Clients also intend to bring more work in-house. Points out the unexpected outcome that the customer can provide a service at lower cost on its own than the outsourced law firms can. This, he says, has given rise to alternative legal service providers and mentions the recent Elevate deal with Univar.

Millennials will be the biggest work cohort soon. This has implications for the legal market. They expect to change jobs frequently. Their average work tenure is 2 years. This has implications for law firm staffing models. References Daniel Pink book that finds that money is not the big motivator in creative / intellectual jobs. The drivers: autonomy, mastery, and purpose.

So millennials want the flexibility to work how they want to – and when + where too. They focus on right output, not specifics of how to get there. They also focus on purpose and impact – it’s not enough for them to focus on a small piece of work without seeing the big picture.

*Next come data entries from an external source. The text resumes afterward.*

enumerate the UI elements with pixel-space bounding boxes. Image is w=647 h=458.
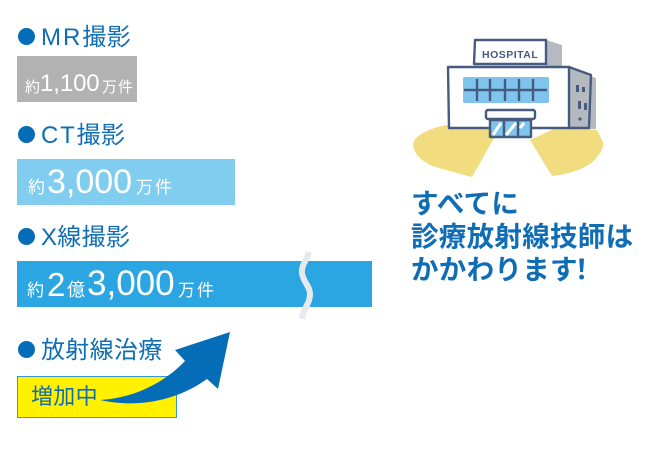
box: increasing: [17, 376, 177, 418]
box: increasing: 増加中: [31, 384, 98, 409]
text: caption: 診療放射線技師は: [411, 221, 633, 252]
bar: CT count: [17, 159, 235, 205]
bar: CT count: 3,000: [47, 163, 132, 201]
icon: yellow ground: [413, 125, 603, 177]
bar: CT count: 万件: [136, 178, 174, 197]
heading: radiotherapy: 放射線治療: [41, 337, 162, 364]
heading: MR: MR撮影: [41, 24, 131, 51]
text: caption: すべてに: [411, 188, 519, 219]
bar: CT count: 約: [28, 178, 45, 197]
illustration: hospital: [413, 38, 604, 177]
bar break mark: [298, 251, 313, 320]
bar: X-ray count: 3,000: [87, 264, 175, 303]
bar: X-ray count: 億: [67, 280, 85, 300]
text: caption: かかわります！: [411, 254, 596, 285]
sign text: HOSPITAL: [482, 49, 538, 61]
heading: X-ray: X線撮影: [41, 224, 130, 251]
bar: X-ray count: [17, 261, 372, 307]
bar: MR count: 約: [25, 79, 40, 96]
bar: X-ray count: 2: [47, 266, 65, 303]
bar: X-ray count: 約: [27, 281, 44, 300]
text: caption: [411, 188, 633, 285]
bar: MR count: 1,100: [40, 70, 100, 97]
bar: MR count: 万件: [102, 79, 134, 96]
arrow: upward: [100, 332, 230, 404]
icon: side windows: [576, 85, 587, 121]
icon: building: [448, 40, 596, 137]
bar: MR count: [17, 56, 137, 102]
heading: CT: CT撮影: [41, 122, 125, 149]
bar: X-ray count: 万件: [178, 281, 216, 300]
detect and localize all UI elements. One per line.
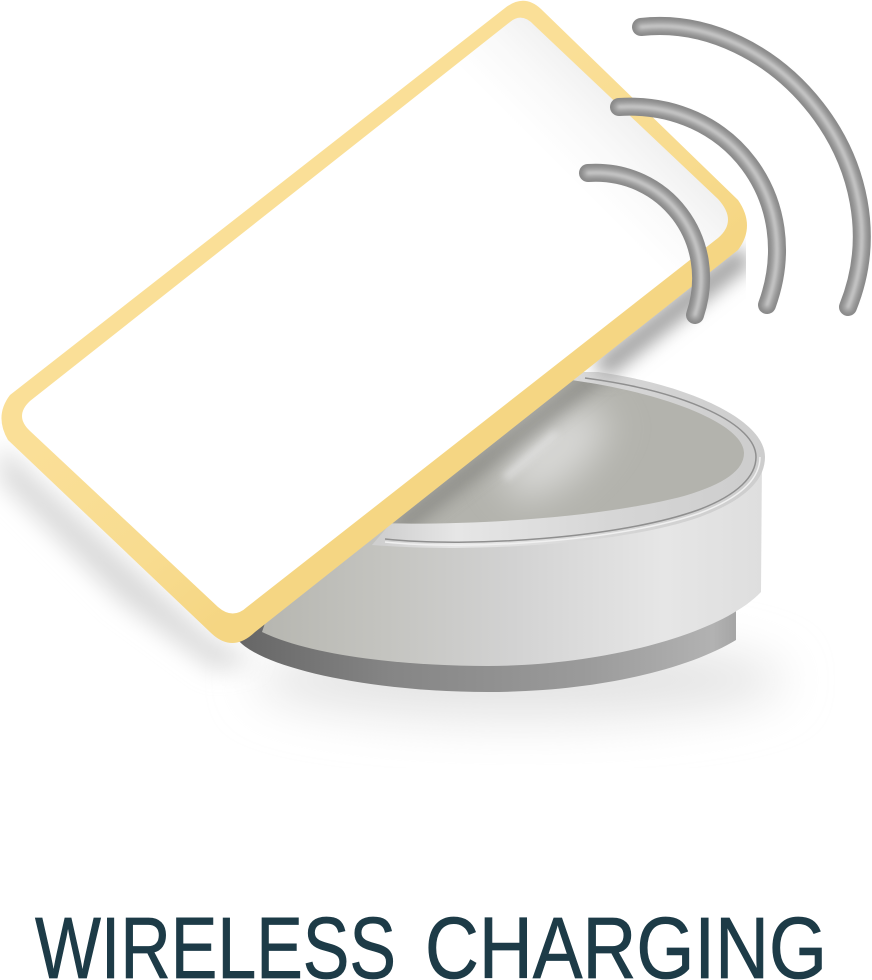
pad rim: [372, 372, 765, 548]
ground shadow: [0, 445, 785, 720]
phone screen: [22, 18, 728, 614]
phone frame: [1, 1, 747, 643]
inner wave: [588, 173, 701, 315]
pad inner bowl: [392, 380, 744, 524]
charging pad: [238, 360, 765, 692]
smartphone: [1, 1, 747, 643]
middle wave: [619, 107, 777, 305]
pad foot: [238, 600, 736, 692]
phone shadow on background: [600, 255, 745, 370]
title: [35, 900, 827, 980]
pad body: [262, 457, 762, 666]
outer wave: [641, 26, 862, 307]
rim groove: [385, 378, 756, 542]
signal waves: [588, 26, 862, 315]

Millennials also don’t understand old ways of working. For example, it makes not sense for them to have to somewhere physical to sign documents. One study found they would rather give up sense of smell than their technology. But don’t assume they know how to use tech effectively. References D Casey Flaherty tech test / audit. Mitch says all his law students failed this test – and it’s basic MS Office and PDF tools. So millennials need training as much as anyone.

References Jason Browder, who created DoNotPay app that, at start, fought London parking tickets. His focus is making law free for the world. He is an outside, with a legal problem, who went outside the system to fix the problem. He’s a millennial. Next example is ROSS Intel – another example of outsiders coming in to fix problems.

Some firms, eg, Mishcon De Reya, have created incubators to bring legal tech into the system. Toronto has Legal Innovation Zone. Barclays Bank has just started a legal tech lab. Mitch says all this is accelerating.

So what is impact of the assessments above? We have a shifting landscape with clients changed, talent changed, tech changed, nature and place of work has changed. Mitch sees a resurgence of cottage industry approaches to solving legal problems. Another change: legal services as a team. There will be a team with thin layer of lawyers at top with much bigger teams of other professionals. This is “the end of scale”.

“Is Your Existing Business Structure Optimized for 2030?” Mitch suggests that most firms today are not.

 

DESCRIPTION

The successful law firm of 2030 will emerge from the choices made by law firm leaders today. In order to create competitive advantage and deliver superior financial returns, law firms need to understand and adapt to the changing ecosystem in which they now live, as well as forecasting what that ecosystem will look like 10 or more years down the road; long term vision and strategy have therefore never been more important for law firms. Mitch Kowalski, examines the challenges law firms face now and in the future – then uses this perspective to suggest how these challenges will inform and reshape the legal service delivery model of 2030.